Texting and driving receive a lot of attention as one of the most dangerous things a driver can do behind the wheel. However, a 2018 study conducted by Erie Insurance points to daydreaming as the No. 1 distraction for drivers, with cell phone use in second place. According to the study, 61% of the 17,200 fatal car crashes involving distracted driving during the past 5 years had something to do with a driver that was daydreaming or lost in thought.
In 14% of fatal distracted driving accidents, cell phone use by the driver was a factor. The third cause of distraction for drivers in this group of accidents was an event, object, or person that took the driver’s attention away from the task at hand.
Most drivers young and old realize that cell phone use behind the wheel is incredibly dangerous. While we’ve reached a point where using a cell phone while driving is now illegal, many drivers and passengers remain unaware of the dangers of other kinds of distracted driving behaviors.
Lauren Fix, known as The Car Coach, says it’s a good idea to remind young people that it’s OK to speak up if they feel uncomfortable with a driver’s behavior.
“Never hesitate to tell somebody to keep their hands on the wheel and their eyes on the road," Fix says. "Don’t let anybody put you in a situation that you don’t want to be in. You have a responsibility to drive by the rules for the safety of yourself and others.”
Passengers have the right to expect the driver to take responsibility for the safety of everyone in the vehicle. This means pulling over when tired, not driving when in a highly emotional state, and practicing mental discipline even when it’s tempting to get lost in your favorite music or let daydreams take over your thoughts.
Marc Lamber, leader of the Stop Distracted Drivers campaign, is a driving and car safety expert practicing law at Fennemore Craig P.C. He notes that while the dangers of texting while driving are well-known, any type of distracted driving can be deadly.

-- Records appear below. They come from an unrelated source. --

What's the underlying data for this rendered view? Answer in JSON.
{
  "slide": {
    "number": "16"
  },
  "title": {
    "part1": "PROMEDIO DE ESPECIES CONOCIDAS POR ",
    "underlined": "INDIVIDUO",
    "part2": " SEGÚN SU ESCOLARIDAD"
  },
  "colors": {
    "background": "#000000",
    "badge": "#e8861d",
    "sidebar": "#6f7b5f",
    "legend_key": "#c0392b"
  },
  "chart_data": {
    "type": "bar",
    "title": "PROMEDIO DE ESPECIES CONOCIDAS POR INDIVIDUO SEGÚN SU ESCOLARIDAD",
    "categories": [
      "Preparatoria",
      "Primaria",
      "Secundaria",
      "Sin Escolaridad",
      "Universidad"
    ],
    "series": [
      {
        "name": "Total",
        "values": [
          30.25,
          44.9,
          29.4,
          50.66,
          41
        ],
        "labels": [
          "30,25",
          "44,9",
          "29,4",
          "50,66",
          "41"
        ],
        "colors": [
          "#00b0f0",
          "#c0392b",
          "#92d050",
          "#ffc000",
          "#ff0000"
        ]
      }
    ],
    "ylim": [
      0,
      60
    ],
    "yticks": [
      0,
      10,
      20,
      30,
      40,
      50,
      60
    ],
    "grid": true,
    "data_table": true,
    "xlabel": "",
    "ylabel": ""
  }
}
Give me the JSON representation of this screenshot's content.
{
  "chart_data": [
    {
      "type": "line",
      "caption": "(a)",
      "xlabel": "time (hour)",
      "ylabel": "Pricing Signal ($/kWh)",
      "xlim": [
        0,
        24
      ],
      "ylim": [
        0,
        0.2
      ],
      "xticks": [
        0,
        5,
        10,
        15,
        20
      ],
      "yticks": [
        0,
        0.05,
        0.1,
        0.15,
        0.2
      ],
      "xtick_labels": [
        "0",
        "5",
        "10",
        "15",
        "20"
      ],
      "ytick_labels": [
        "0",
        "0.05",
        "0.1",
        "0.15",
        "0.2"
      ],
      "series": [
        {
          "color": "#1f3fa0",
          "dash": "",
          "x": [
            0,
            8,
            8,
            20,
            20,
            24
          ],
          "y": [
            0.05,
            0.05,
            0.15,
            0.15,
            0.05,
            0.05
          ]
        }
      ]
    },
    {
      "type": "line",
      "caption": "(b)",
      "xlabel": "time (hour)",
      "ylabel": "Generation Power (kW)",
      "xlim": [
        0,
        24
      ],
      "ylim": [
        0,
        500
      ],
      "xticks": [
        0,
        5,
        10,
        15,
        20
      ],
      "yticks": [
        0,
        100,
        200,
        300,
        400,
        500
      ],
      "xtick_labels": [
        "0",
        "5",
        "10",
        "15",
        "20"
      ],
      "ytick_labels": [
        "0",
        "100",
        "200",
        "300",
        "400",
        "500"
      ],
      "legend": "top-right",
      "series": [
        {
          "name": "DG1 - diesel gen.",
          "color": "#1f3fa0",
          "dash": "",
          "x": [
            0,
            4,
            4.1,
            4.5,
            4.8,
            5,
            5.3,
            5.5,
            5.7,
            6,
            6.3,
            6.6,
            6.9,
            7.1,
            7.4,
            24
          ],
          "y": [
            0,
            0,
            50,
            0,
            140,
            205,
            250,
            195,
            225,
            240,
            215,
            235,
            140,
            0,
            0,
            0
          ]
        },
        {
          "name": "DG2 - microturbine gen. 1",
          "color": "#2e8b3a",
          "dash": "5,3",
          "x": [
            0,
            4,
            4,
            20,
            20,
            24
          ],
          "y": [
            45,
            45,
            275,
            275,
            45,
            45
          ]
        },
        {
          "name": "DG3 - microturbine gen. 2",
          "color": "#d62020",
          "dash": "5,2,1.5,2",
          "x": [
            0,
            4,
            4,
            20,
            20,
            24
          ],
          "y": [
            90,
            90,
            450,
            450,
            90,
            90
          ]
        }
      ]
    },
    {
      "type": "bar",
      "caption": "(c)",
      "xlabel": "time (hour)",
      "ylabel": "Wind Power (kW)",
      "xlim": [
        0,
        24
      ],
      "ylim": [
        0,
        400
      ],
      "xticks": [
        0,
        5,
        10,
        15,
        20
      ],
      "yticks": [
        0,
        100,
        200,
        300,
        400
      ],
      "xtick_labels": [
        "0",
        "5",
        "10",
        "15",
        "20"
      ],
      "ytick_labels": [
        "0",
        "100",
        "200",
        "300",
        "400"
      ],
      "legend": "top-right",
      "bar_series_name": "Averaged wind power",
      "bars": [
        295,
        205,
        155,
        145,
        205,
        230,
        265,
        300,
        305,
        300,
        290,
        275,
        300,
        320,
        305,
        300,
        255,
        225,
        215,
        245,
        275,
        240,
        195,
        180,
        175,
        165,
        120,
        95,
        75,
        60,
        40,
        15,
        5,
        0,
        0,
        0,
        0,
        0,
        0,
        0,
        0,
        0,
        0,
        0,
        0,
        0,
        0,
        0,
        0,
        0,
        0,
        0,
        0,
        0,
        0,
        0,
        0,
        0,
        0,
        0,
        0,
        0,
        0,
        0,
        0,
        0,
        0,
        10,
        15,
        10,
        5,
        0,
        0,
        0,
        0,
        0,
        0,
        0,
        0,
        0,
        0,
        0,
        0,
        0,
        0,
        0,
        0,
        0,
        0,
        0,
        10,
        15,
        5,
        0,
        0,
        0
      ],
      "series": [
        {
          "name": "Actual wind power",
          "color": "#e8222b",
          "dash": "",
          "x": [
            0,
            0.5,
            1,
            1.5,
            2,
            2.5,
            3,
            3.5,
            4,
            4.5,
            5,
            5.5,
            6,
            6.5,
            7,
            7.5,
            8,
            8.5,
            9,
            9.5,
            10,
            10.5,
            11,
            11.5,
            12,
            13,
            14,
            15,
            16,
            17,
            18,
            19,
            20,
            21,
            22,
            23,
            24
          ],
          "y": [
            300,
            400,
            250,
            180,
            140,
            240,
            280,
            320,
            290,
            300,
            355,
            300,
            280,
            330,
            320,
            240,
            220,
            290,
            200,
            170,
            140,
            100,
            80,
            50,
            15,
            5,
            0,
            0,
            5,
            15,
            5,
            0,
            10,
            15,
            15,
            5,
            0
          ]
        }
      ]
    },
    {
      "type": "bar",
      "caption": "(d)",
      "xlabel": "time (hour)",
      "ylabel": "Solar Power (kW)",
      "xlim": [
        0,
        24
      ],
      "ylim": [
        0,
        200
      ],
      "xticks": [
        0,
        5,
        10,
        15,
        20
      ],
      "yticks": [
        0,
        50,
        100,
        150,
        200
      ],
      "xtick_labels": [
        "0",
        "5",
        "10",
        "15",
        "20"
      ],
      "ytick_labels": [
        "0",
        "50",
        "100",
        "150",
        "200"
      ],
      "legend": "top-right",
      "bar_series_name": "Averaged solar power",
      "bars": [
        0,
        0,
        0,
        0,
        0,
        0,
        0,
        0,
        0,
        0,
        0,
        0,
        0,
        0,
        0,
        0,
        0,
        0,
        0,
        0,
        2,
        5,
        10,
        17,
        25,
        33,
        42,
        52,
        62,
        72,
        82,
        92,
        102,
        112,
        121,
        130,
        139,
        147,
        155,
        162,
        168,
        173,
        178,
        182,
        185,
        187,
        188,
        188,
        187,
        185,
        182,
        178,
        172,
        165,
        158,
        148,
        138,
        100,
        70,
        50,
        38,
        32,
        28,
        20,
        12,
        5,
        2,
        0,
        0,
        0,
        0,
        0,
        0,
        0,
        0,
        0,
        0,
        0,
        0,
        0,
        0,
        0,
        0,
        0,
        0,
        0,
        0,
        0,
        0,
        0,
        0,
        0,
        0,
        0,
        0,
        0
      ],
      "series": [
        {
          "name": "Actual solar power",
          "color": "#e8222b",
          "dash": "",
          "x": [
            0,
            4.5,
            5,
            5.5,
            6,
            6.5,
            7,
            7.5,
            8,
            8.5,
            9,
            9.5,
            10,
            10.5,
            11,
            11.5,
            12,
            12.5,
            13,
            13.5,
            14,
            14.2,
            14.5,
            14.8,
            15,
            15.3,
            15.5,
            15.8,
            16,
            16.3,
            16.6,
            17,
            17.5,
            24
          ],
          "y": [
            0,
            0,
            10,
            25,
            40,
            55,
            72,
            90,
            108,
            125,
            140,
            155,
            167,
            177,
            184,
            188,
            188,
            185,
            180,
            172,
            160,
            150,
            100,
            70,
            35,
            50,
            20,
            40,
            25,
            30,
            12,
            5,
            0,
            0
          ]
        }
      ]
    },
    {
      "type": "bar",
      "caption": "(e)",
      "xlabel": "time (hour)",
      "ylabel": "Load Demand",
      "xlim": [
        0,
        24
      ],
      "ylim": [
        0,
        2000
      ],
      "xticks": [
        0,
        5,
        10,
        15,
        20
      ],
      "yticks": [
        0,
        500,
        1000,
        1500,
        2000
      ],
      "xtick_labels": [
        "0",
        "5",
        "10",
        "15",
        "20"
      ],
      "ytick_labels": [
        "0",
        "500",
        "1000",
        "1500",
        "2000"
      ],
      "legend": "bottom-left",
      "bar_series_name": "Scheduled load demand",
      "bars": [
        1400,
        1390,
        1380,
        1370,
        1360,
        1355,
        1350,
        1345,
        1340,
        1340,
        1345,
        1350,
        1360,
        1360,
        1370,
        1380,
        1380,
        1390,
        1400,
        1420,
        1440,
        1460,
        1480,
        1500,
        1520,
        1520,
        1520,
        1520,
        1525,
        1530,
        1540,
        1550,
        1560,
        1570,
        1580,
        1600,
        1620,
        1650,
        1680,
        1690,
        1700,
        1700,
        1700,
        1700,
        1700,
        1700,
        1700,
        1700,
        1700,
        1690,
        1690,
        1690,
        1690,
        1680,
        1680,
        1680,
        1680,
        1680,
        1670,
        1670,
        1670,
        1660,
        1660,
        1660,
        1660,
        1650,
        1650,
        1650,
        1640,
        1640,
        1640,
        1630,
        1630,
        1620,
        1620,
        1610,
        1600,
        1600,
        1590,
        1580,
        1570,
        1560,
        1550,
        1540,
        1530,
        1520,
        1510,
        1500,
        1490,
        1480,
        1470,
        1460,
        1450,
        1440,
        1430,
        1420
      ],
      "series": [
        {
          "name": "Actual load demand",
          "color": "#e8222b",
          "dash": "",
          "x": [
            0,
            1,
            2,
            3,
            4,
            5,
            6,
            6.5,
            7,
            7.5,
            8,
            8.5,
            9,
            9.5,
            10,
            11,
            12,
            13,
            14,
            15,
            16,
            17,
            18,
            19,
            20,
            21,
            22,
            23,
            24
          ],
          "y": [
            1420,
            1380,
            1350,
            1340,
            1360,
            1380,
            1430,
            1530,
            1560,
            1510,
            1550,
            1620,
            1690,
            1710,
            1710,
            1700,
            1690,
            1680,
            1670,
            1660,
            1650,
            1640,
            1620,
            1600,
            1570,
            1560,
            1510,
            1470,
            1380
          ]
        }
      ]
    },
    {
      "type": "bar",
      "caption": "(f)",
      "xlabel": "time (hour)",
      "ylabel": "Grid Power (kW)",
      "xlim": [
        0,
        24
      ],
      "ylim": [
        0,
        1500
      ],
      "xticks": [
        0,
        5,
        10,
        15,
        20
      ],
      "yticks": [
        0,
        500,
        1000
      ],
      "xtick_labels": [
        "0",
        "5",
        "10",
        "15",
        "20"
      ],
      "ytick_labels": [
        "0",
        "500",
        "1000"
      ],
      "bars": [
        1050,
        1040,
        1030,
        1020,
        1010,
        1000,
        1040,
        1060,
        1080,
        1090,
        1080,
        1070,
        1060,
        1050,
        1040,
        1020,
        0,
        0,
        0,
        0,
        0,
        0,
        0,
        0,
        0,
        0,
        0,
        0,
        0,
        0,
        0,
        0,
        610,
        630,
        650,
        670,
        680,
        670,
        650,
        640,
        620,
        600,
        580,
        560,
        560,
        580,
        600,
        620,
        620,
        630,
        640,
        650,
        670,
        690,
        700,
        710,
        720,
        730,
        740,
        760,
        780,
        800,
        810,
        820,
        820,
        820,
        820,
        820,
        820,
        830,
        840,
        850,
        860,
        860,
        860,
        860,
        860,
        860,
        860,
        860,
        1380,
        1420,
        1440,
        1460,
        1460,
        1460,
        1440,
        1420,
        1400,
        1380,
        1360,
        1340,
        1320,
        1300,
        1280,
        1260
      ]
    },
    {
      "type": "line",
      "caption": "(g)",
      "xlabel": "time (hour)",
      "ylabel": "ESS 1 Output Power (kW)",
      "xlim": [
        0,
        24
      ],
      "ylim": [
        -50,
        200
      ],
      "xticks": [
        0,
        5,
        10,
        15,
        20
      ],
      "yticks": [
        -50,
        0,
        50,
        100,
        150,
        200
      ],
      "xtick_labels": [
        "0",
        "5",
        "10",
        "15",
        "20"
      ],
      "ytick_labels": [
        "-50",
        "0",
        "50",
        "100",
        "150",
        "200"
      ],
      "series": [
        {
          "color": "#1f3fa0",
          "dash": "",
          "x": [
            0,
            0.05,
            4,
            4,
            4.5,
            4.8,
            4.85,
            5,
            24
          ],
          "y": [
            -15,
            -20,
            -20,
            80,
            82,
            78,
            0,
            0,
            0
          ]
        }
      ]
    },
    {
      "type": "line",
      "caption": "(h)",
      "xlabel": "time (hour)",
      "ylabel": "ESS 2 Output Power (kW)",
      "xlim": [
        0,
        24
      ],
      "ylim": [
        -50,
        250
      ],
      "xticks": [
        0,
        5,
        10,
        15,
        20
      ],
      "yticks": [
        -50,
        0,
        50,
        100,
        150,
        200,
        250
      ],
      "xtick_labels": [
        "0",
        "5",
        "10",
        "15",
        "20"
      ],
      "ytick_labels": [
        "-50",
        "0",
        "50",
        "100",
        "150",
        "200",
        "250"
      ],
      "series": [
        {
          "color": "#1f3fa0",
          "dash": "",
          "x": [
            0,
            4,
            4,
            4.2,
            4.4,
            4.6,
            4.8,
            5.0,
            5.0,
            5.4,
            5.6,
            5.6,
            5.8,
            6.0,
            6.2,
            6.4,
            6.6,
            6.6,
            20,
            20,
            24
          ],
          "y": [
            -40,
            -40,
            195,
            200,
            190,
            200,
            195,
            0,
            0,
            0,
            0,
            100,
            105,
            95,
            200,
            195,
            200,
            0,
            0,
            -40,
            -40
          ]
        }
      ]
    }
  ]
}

“Changing the radio station or letting your mind wander with a song or getting caught up in a talk-radio argument can be considered driving distractions," Lamber says. "We all do it; glancing down at a map, or eating and drinking, or talking with the kids in the back seat, but under certain conditions, the consequences of these seemingly innocuous actions can prove deadly on the road.”
Drowsy driving is another dangerous situation that teenagers may experience too often. While young people need more sleep than adults, their schedules often don’t allow them to get the rest they need. It's easy to slip into a daydream when you haven't had enough sleep. Teenagers are especially susceptible to the dangers of drowsy driving in the early morning hours. Staying alert behind the wheel is a crucial part of safe driving.
NHTSA conducted a study to find out if later start times in high schools could reduce the number of fatal car crashes involving teenagers. According to their executive summary, “There is substantial evidence that lack of sleep is a significant factor in motor vehicle crashes experienced by teenage drivers.” Even if you manage to technically stay awake while driving, feeling drowsy or having difficulty focusing on the task of driving is often a precursor to distracted driving.
The study notes that while 6% of the population of drivers is under the age of 21, they account for 20% of the drowsy driving crashes. Academic pressures, including early start times for high school students, contribute to the problem.
In addition to remaining aware of the everyday distractions drivers face on the road, it’s important that we encourage our teenage and young adult drivers to help each other stay alert while driving. Remaining focused while driving poses a very real challenge. Remaining fully engaged in the task of driving could be the most important thing we can do to stay safe on the road.